August 17, 2022Fred Woods, last of the three, paroled.

Impact on Survivors

The survivors of the Chowchilla kidnapping, now adults, continue to grapple with the trauma inflicted upon them. Many suffer from post-traumatic stress disorder (PTSD) and endure emotional scars that persist decades later. A recent “48 Hours” investigation highlights the ongoing struggles of the victims, emphasizing the profound impact the crime has had on their lives.

Parole Denials and Controversies

Despite numerous parole hearings, Woods has been denied release 17 times, with his most recent attempt on October 8, 2019. The parole board, citing unauthorized business activities, opted to postpone his next hearing to 2024 when Woods will be 72. His lawyer contends that Woods, now an elderly inmate, poses no threat and should be released.

Reflections on a Crime

As the Chowchilla community and the survivors reflect on this notorious crime, the question of motive remains central. Was it a misguided attempt at securing wealth, or was there a deeper psychological impetus behind the actions of these affluent perpetrators? The survivors, often referred to as the “little heroes of medicine” by psychiatrist Dr. Lenore Terr, serve as a poignant reminder of the enduring impact of trauma and the importance of prompt psychological intervention.

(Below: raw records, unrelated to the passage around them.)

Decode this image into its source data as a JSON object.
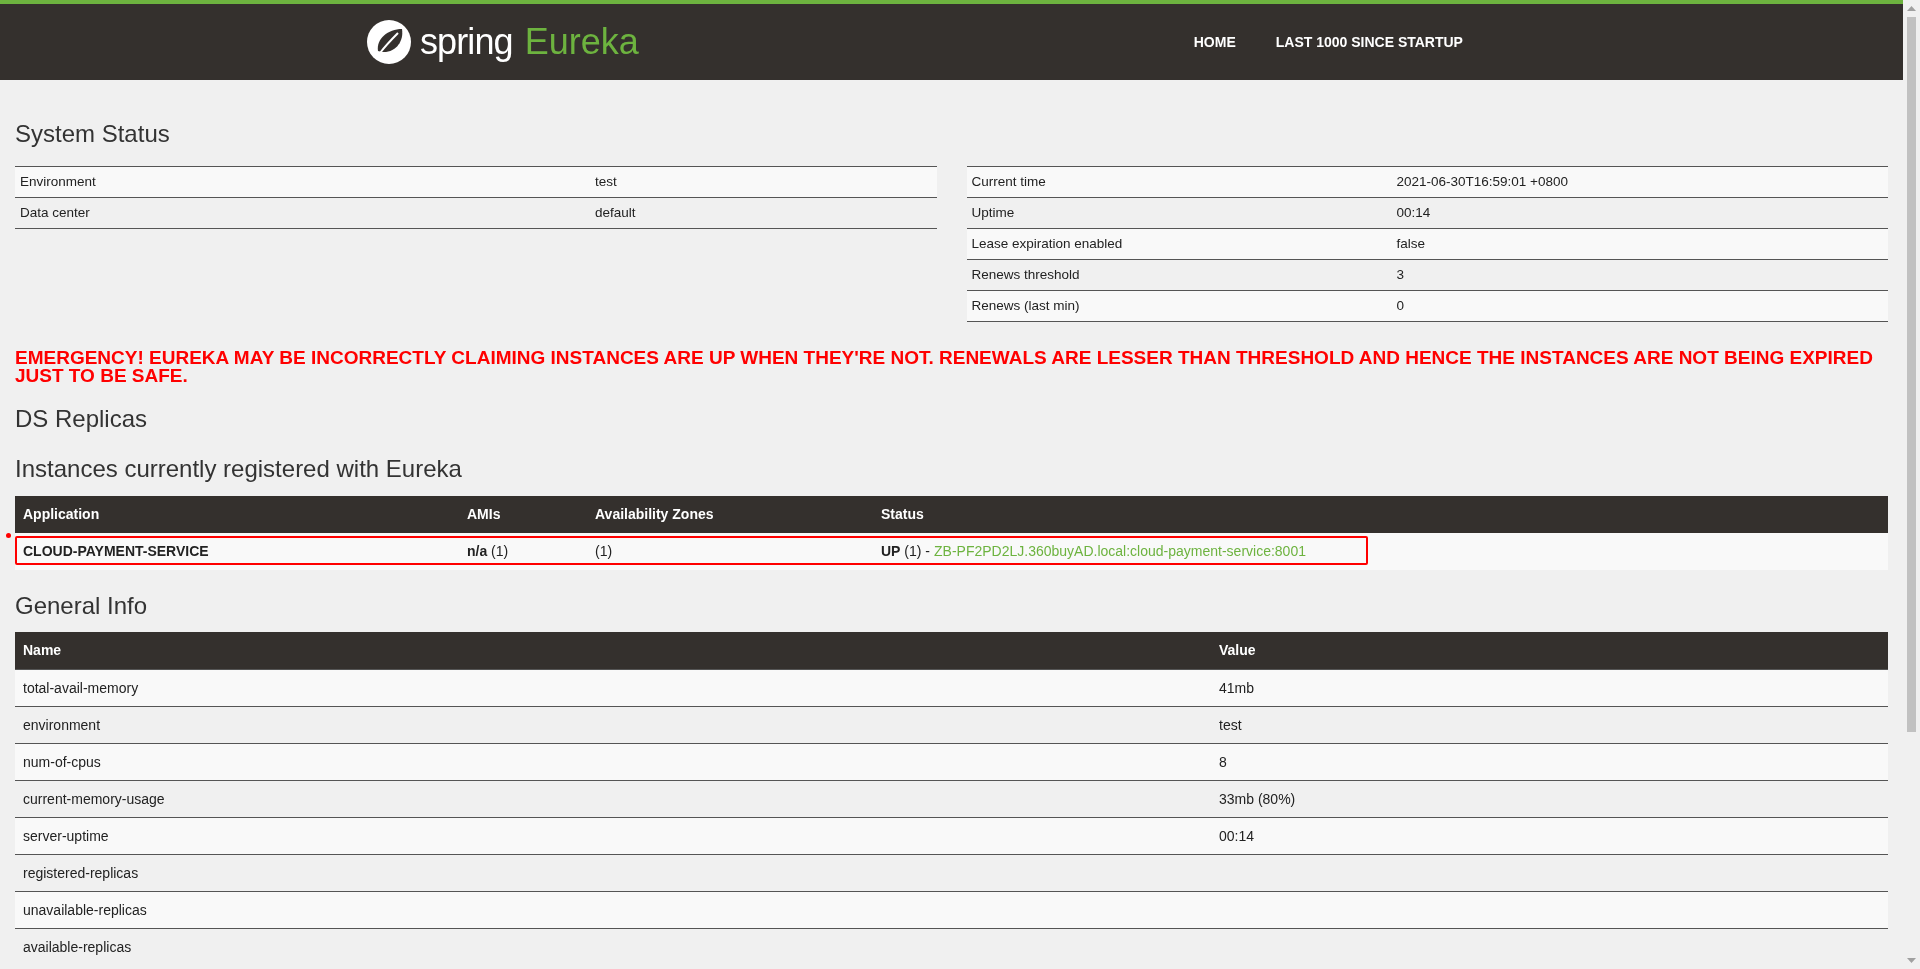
{
  "header": {
    "logo": {
      "word_1": "spring",
      "word_2": "Eureka"
    },
    "nav": [
      {
        "label": "HOME"
      },
      {
        "label": "LAST 1000 SINCE STARTUP"
      }
    ]
  },
  "system_status": {
    "title": "System Status",
    "left_rows": [
      {
        "label": "Environment",
        "value": "test"
      },
      {
        "label": "Data center",
        "value": "default"
      }
    ],
    "right_rows": [
      {
        "label": "Current time",
        "value": "2021-06-30T16:59:01 +0800"
      },
      {
        "label": "Uptime",
        "value": "00:14"
      },
      {
        "label": "Lease expiration enabled",
        "value": "false"
      },
      {
        "label": "Renews threshold",
        "value": "3"
      },
      {
        "label": "Renews (last min)",
        "value": "0"
      }
    ]
  },
  "alert": "EMERGENCY! EUREKA MAY BE INCORRECTLY CLAIMING INSTANCES ARE UP WHEN THEY'RE NOT. RENEWALS ARE LESSER THAN THRESHOLD AND HENCE THE INSTANCES ARE NOT BEING EXPIRED JUST TO BE SAFE.",
  "ds_replicas": {
    "title": "DS Replicas"
  },
  "instances": {
    "title": "Instances currently registered with Eureka",
    "columns": [
      "Application",
      "AMIs",
      "Availability Zones",
      "Status"
    ],
    "rows": [
      {
        "application": "CLOUD-PAYMENT-SERVICE",
        "amis": "**n/a** (1)",
        "zones": "(1)",
        "status": "**UP** (1) -",
        "instance_link": "ZB-PF2PD2LJ.360buyAD.local:cloud-payment-service:8001",
        "highlighted": true
      }
    ]
  },
  "general_info": {
    "title": "General Info",
    "columns": [
      "Name",
      "Value"
    ],
    "rows": [
      {
        "name": "total-avail-memory",
        "value": "41mb"
      },
      {
        "name": "environment",
        "value": "test"
      },
      {
        "name": "num-of-cpus",
        "value": "8"
      },
      {
        "name": "current-memory-usage",
        "value": "33mb (80%)"
      },
      {
        "name": "server-uptime",
        "value": "00:14"
      },
      {
        "name": "registered-replicas"
      },
      {
        "name": "unavailable-replicas"
      },
      {
        "name": "available-replicas"
      }
    ]
  }
}
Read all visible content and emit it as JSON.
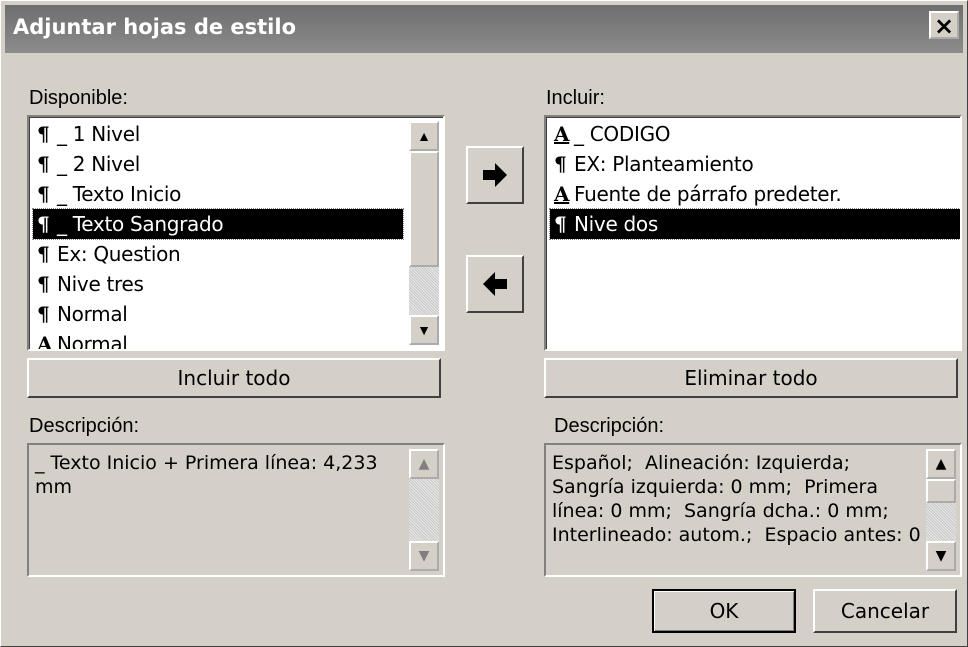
{
  "window": {
    "title": "Adjuntar hojas de estilo",
    "close_label": "×"
  },
  "available": {
    "label": "Disponible:",
    "items": [
      {
        "glyph": "¶",
        "text": "_ 1 Nivel"
      },
      {
        "glyph": "¶",
        "text": "_ 2 Nivel"
      },
      {
        "glyph": "¶",
        "text": "_ Texto Inicio"
      },
      {
        "glyph": "¶",
        "text": "_ Texto Sangrado"
      },
      {
        "glyph": "¶",
        "text": "Ex: Question"
      },
      {
        "glyph": "¶",
        "text": "Nive tres"
      },
      {
        "glyph": "¶",
        "text": "Normal"
      },
      {
        "glyph": "A",
        "text": "Normal"
      }
    ],
    "selected_index": 3
  },
  "include": {
    "label": "Incluir:",
    "items": [
      {
        "glyph": "A",
        "text": "_ CODIGO"
      },
      {
        "glyph": "¶",
        "text": "EX: Planteamiento"
      },
      {
        "glyph": "A",
        "text": "Fuente de párrafo predeter."
      },
      {
        "glyph": "¶",
        "text": "Nive dos"
      }
    ],
    "selected_index": 3
  },
  "buttons": {
    "add_arrow": "right-arrow-icon",
    "remove_arrow": "left-arrow-icon",
    "include_all": "Incluir todo",
    "remove_all": "Eliminar todo",
    "ok": "OK",
    "cancel": "Cancelar"
  },
  "left_description": {
    "label": "Descripción:",
    "text": "_ Texto Inicio + Primera línea: 4,233\nmm"
  },
  "right_description": {
    "label": "Descripción:",
    "text": "Español;  Alineación: Izquierda;\nSangría izquierda: 0 mm;  Primera\nlínea: 0 mm;  Sangría dcha.: 0 mm;\nInterlineado: autom.;  Espacio antes: 0"
  },
  "colors": {
    "face": "#d4d0c8",
    "title_bar": "#808080",
    "selection": "#000000"
  }
}
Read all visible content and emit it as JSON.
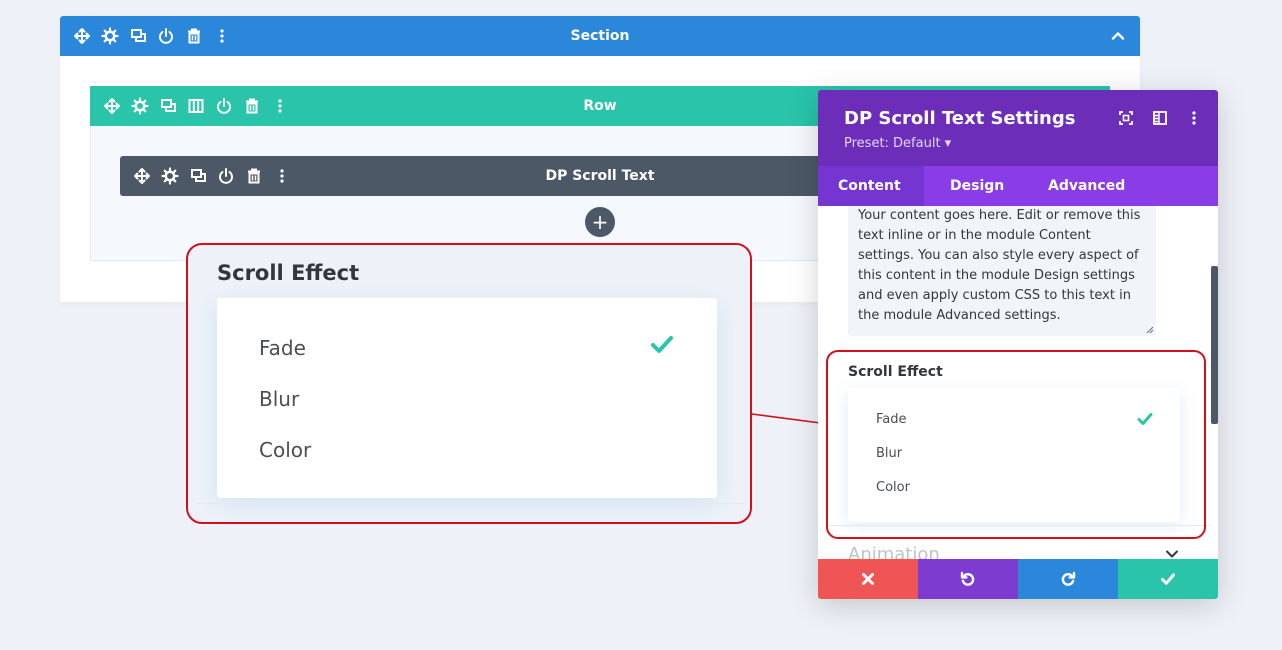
{
  "builder": {
    "section_title": "Section",
    "row_title": "Row",
    "module_title": "DP Scroll Text",
    "add_symbol": "+"
  },
  "zoom_callout": {
    "label": "Scroll Effect",
    "options": [
      "Fade",
      "Blur",
      "Color"
    ],
    "selected": "Fade"
  },
  "panel": {
    "title": "DP Scroll Text Settings",
    "preset": "Preset: Default ▾",
    "tabs": [
      "Content",
      "Design",
      "Advanced"
    ],
    "active_tab": "Content",
    "content_text": "Your content goes here. Edit or remove this text inline or in the module Content settings. You can also style every aspect of this content in the module Design settings and even apply custom CSS to this text in the module Advanced settings.",
    "scroll_effect": {
      "label": "Scroll Effect",
      "options": [
        "Fade",
        "Blur",
        "Color"
      ],
      "selected": "Fade"
    },
    "next_toggle": "Animation",
    "footer_icons": [
      "close-icon",
      "undo-icon",
      "redo-icon",
      "check-icon"
    ]
  },
  "colors": {
    "section": "#2b87da",
    "row": "#29c4a9",
    "module": "#4c5866",
    "panel_header": "#6c2eb9",
    "panel_tabs": "#8a3ce7",
    "check": "#29c4a9",
    "callout_outline": "#d0101d",
    "discard": "#ef5555",
    "undo": "#7e3bd0",
    "redo": "#2b87da",
    "save": "#29c4a9"
  }
}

Business ventures, and parole hearings, the Chowchilla kidnapping stands as a stark testament to the resilience of the human spirit. The survivors’ stories, filled with courage and perseverance, underscore the vital role of therapy and counseling in overcoming the lasting effects of trauma.

FAQs:

1. Why did the perpetrators choose to kidnap children?

The kidnappers believed that children, perceived as precious and vulnerable, would increase the likelihood of the state paying a $5 million ransom.

2. What businesses has Fred Woods been running from prison?

Woods has reportedly been involved in a Christmas tree farm, a gold mine, and a used car business.

3. How have the survivors been impacted by the Chowchilla kidnapping?

Many survivors continue to suffer from PTSD and emotional scars, impacting their lives decades after the traumatic event.